In support of this thesis, he brings up the example of the climate change movement, which he claims failed because those in it didn’t actualize the changes of the movement in their own lives first.
First of all, if the climate change movement has so far failed, it isn’t because Al Gore owns a private plane, it is because climate change cannot be addressed without dismantling industrial capitalism, and because those in power would not be in power if they started to question, hinder, or even reform industrial capitalism. And to date, there is a huge disparity in power between those running the system, and the small number of climate activists opposing them.
If we are to stop industrial capitalism, we’re going to need to exert a power equal to or greater than that expressed by the power elites. And we can’t wait until we have a mass movement to do that. We’re going to need to adopt the techniques of asymmetrical warfare: direct action, community building, and outreach.

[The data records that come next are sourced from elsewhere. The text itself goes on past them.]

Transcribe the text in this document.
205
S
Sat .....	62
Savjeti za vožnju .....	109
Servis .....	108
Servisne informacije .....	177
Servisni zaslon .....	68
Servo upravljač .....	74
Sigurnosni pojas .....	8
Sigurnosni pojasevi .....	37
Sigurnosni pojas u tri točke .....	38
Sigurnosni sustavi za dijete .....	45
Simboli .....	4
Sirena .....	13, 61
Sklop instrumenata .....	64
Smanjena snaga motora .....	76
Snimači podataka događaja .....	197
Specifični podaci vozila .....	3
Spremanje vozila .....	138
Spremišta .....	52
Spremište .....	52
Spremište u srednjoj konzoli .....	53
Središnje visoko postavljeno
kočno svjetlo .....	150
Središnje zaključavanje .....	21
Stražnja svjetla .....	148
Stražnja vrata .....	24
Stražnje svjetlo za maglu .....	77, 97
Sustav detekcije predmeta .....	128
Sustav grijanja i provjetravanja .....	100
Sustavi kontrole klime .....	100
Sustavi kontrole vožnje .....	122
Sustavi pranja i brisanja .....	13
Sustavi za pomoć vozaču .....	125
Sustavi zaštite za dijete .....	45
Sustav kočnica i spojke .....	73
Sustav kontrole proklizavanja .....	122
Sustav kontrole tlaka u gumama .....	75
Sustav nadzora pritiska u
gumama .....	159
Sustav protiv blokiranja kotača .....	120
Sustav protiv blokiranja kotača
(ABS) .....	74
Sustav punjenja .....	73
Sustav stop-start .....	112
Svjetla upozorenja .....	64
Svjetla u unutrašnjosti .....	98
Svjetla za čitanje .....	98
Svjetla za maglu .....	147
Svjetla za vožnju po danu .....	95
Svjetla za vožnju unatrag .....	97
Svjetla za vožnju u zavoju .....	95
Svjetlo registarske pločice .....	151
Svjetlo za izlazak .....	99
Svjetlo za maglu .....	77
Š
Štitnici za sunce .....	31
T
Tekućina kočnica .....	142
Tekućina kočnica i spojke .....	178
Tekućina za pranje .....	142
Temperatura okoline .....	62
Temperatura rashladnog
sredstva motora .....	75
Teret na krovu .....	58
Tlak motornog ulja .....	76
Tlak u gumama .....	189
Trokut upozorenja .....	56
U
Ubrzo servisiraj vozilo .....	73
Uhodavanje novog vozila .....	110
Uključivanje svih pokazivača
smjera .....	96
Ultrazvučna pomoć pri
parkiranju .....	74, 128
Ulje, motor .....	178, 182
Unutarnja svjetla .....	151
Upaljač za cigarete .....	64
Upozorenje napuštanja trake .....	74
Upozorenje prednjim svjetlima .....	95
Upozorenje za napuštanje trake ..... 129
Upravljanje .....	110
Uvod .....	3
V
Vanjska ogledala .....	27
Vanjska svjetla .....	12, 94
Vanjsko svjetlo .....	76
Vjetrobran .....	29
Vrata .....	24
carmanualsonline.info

Trying to get everyone on board with us might sound more friendly and democratic, but with the world at stake, there isn’t going to be time for those niceties. Nor can we afford to waste our time and energy focusing on actualizing within ourselves a vision of life after civilization.
In some ways, it doesn’t surprise me that the book fails to generate serious ways of addressing the problems of ecological collapse, because that is the not the focus of the book. The author, in fact, seems to give it almost no attention at all. Although we live on a planet that, in the absence of political resistance, is expected to warm 6°C this century, a planet whose oceans are expected to double in acidity this century, Greer appears to shirk any concern with anything but the basic welfare of modern humans on the far side of Hubbert’s Peak.
It never appears to occur to him that any group of people would find comfort in seeing oil production peak, or want to accelerate the collapse of industrial civilization. Rather, he assumes that like himself, we are all stranded in survival mode, all looking out for number one. But for those of us who care more about the health of forests than about our retirement plans, that care more about wild salmon than electricity, that care more about stopping climate change than about stopping energy shortages, there’s a lot of great work out there be done. And you don’t need to be an ascetic to do it.